Sunday, September 03, 2000

Delta's hub at N.Ky. airport targeted in smoking complaint

Activists claim discrimination against disabled

The Associated Press

        HEBRON, Ky. — Two anti-smoking activists have asked the federal government to revoke Delta Air Lines' air carrier certificate because they say the airline intentionally discriminates against people with disabilities caused by tobacco smoke.

        The complaint filed Friday with the U.S. Department of Transportation targets Delta facilities at the Cincinnati/Northern Kentucky International Airport, where smoking is allowed in bars, restaurants and separately ventilated rooms for smokers.

        In their complaint, Billy Williams of Lewisville, Texas, and Patricia Young of Dallas say that Delta violates federal law by failing to make its facilities at the airport accessible to people with disabilities related to tobacco smoke.
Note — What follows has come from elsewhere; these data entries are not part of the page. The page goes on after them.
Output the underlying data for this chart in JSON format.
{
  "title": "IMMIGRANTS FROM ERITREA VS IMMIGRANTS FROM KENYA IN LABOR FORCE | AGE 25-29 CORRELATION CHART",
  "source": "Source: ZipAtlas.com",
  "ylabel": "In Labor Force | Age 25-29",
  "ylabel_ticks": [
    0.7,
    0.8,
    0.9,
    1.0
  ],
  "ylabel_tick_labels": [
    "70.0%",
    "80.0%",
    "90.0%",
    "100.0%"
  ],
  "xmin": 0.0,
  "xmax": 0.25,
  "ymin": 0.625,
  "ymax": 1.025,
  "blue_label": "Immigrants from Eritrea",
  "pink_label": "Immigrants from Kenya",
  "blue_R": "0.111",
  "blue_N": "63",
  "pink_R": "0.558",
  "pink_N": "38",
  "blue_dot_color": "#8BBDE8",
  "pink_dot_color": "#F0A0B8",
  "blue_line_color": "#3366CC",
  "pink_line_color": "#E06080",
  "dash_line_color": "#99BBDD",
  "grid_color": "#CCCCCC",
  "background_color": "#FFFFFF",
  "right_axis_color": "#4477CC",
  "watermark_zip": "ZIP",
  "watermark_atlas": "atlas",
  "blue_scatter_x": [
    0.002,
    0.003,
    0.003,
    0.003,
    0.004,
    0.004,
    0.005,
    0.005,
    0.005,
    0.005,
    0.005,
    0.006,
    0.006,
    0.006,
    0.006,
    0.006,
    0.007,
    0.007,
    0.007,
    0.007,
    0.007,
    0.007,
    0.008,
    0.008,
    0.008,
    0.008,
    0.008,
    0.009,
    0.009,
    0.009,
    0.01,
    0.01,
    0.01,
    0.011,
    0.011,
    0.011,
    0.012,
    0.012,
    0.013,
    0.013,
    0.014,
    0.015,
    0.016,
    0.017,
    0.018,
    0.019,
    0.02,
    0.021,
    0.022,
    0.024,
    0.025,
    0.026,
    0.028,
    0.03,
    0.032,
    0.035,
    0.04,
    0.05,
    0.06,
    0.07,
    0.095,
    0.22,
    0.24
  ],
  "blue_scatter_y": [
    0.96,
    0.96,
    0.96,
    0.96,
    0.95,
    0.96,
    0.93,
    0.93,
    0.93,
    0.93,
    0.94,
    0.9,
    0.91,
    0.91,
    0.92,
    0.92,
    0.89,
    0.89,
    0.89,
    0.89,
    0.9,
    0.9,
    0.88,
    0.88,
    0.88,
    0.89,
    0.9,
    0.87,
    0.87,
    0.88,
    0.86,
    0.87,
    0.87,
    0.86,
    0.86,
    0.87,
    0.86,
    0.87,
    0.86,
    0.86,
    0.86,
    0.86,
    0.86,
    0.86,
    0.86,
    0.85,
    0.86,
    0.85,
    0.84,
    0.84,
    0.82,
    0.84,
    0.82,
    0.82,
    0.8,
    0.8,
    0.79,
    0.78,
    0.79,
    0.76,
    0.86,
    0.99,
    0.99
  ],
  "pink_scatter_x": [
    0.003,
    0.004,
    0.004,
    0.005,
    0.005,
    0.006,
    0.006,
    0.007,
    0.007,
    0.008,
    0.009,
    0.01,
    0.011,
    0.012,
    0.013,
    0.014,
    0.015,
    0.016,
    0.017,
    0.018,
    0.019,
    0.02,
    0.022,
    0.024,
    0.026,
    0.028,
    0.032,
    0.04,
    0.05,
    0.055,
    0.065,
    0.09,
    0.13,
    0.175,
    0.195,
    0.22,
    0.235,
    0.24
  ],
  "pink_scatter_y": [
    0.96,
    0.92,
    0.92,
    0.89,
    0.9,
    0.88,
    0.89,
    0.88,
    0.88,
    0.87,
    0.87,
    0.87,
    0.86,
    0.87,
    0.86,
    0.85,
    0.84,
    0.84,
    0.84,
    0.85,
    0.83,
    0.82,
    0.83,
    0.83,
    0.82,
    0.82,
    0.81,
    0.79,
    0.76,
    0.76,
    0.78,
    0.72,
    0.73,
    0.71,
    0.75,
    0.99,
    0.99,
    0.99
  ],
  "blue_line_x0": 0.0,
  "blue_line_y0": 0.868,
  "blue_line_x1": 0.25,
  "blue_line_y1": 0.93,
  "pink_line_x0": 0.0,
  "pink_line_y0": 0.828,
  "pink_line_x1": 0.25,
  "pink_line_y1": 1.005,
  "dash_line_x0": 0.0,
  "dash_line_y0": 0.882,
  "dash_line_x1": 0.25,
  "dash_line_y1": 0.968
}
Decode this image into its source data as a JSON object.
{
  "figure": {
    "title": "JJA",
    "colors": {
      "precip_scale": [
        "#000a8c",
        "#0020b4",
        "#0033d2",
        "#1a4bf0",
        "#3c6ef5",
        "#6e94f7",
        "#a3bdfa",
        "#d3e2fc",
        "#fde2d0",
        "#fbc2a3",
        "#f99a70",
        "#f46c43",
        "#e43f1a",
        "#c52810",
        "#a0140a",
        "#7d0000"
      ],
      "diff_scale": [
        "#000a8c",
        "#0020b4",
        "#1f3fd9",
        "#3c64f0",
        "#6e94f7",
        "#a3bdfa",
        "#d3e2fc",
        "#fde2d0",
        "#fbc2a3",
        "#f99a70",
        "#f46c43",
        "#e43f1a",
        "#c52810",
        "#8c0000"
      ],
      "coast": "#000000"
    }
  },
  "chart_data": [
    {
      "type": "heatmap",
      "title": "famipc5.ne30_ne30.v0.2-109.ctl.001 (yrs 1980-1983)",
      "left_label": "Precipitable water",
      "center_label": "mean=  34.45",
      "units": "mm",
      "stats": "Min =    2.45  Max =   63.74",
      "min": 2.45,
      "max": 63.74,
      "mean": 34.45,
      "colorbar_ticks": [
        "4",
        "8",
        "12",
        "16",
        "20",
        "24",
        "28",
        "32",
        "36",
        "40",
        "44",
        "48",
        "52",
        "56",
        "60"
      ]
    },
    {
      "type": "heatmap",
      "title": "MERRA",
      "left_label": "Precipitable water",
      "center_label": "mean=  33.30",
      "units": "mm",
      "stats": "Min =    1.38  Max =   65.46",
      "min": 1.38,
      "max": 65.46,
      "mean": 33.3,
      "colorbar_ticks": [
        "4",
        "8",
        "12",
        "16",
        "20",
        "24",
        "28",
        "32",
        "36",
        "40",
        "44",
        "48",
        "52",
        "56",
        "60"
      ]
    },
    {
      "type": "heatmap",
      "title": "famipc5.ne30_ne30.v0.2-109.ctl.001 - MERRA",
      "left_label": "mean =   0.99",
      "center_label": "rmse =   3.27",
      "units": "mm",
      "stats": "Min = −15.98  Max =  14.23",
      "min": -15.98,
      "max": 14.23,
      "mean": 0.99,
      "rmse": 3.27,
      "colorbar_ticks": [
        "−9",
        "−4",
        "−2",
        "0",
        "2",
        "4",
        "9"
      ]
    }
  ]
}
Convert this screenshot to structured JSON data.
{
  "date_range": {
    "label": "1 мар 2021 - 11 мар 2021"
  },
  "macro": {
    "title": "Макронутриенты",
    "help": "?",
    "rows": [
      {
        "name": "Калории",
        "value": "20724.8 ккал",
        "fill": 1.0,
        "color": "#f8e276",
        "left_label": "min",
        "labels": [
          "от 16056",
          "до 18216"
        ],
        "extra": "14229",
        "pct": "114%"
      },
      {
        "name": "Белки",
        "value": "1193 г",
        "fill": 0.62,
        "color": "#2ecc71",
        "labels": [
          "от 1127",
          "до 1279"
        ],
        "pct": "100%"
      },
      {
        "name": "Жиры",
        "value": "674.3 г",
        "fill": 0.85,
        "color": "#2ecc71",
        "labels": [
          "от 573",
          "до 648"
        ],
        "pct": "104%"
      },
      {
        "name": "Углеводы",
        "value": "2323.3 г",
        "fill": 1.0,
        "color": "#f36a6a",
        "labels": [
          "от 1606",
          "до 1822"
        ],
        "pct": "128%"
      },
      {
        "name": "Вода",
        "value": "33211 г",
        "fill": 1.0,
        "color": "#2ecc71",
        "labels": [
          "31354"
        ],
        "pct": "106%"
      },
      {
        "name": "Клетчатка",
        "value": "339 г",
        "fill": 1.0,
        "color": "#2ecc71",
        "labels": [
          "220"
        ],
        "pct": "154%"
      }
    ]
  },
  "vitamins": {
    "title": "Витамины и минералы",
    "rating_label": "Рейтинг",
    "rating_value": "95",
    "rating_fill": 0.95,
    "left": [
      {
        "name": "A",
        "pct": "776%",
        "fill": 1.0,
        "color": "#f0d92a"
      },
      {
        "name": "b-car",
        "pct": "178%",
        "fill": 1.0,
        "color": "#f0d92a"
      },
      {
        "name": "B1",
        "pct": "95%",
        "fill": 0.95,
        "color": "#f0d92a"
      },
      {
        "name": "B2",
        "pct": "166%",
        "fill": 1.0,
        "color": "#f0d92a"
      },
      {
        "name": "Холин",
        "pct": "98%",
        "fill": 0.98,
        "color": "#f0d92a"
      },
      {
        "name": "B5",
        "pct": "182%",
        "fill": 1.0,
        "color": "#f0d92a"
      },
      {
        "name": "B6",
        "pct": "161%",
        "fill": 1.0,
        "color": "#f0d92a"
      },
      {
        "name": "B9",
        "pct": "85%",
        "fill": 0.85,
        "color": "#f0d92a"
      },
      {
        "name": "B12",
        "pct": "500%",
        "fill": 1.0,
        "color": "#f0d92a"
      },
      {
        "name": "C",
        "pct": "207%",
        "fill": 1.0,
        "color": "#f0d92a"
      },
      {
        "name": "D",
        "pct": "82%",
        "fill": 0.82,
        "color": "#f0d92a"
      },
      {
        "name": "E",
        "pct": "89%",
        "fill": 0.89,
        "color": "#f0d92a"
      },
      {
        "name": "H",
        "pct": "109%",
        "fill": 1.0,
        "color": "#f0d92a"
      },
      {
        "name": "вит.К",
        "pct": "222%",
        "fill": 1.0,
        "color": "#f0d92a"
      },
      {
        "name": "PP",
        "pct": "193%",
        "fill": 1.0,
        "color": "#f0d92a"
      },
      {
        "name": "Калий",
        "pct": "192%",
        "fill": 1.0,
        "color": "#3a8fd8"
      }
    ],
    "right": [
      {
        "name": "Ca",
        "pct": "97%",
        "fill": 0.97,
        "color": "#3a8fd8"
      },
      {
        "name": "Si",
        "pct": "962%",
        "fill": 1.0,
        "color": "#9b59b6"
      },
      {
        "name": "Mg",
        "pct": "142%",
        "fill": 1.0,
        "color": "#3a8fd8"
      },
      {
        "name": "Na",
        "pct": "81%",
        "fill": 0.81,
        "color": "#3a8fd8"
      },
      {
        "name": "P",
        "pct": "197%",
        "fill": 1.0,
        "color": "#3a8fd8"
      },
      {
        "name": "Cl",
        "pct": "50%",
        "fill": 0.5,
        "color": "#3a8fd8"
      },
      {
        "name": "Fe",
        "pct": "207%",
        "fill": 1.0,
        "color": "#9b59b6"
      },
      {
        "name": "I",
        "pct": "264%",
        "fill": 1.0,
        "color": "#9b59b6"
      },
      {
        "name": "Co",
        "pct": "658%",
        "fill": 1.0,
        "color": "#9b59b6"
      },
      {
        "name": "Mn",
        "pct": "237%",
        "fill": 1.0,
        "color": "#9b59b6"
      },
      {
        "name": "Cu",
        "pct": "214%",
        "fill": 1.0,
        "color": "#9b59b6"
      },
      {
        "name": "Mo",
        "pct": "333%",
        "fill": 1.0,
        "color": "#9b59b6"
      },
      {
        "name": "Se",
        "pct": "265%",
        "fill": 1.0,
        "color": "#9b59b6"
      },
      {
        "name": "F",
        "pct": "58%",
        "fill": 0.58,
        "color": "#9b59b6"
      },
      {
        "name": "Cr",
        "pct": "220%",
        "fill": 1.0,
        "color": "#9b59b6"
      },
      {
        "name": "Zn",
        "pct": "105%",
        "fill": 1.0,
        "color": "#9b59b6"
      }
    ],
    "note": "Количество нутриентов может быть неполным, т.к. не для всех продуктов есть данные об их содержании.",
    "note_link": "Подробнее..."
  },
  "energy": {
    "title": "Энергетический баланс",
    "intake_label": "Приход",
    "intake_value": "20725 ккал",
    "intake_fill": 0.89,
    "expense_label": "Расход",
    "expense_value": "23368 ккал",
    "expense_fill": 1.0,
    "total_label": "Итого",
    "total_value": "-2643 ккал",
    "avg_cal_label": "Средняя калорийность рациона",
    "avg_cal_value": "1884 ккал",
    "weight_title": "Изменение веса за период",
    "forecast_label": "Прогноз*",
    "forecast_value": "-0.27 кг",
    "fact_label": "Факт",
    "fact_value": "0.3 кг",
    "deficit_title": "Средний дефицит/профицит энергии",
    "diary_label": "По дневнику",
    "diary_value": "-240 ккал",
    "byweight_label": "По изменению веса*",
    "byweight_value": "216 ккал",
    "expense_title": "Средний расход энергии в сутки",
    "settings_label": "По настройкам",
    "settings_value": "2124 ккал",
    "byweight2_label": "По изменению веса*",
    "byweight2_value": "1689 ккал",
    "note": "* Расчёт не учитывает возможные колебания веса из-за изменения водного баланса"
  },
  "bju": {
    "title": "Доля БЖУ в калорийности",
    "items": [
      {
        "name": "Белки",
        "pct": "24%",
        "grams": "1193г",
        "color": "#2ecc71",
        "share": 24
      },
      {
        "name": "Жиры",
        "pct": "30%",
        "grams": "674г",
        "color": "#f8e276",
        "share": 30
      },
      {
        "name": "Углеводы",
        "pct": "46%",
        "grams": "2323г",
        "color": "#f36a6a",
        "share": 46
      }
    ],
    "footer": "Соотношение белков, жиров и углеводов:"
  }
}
Separate rooms for smokers won't make the airport accessible to people who are sensitive to smoke, the complaint says.

        Delta is the dominant airline at the airport. Along with its subsidiary Comair, Delta handles more than 90 percent of the passengers who use the airport.

        Mr. Williams, a retired employee of Pan American World Airways, says a complete smoking ban is the only way to protect people such as himself who have allergies or other illnesses aggravated by tobacco smoke.

        “Those smoking rooms don't work,” he said.

        Ms. Young, a flight attendant for American Airlines, said she avoids flying to the airport and other airports that don't ban smoking.

Smoking rooms
               Delta spokeswoman Cindi Kurczewski said Friday that she had no comment on the complaint because Delta officials had not seen it.

        A recording Saturday at Delta's headquarters in Atlanta said the offices were closed for the weekend.

        U.S. Department of Transportation offices also were closed for the weekend.

        Delta, the Kenton County Airport Board and Brown & Williamson Tobacco Corp. have agreed to spend $750,000 to build the smoking rooms at the Cincinnati/Northern Kentucky airport. Three have opened, and five are expected to open by the end of the year.

        Airport spokesman Ted Bushelman said Saturday that the airport spent a lot of time and money to ensure that the smoking rooms are designed correctly.

        “Our feeling is that a smoking room should be designed so that a non-smoker can walk in and not be affected by smoke, and that's what we have done,” he said.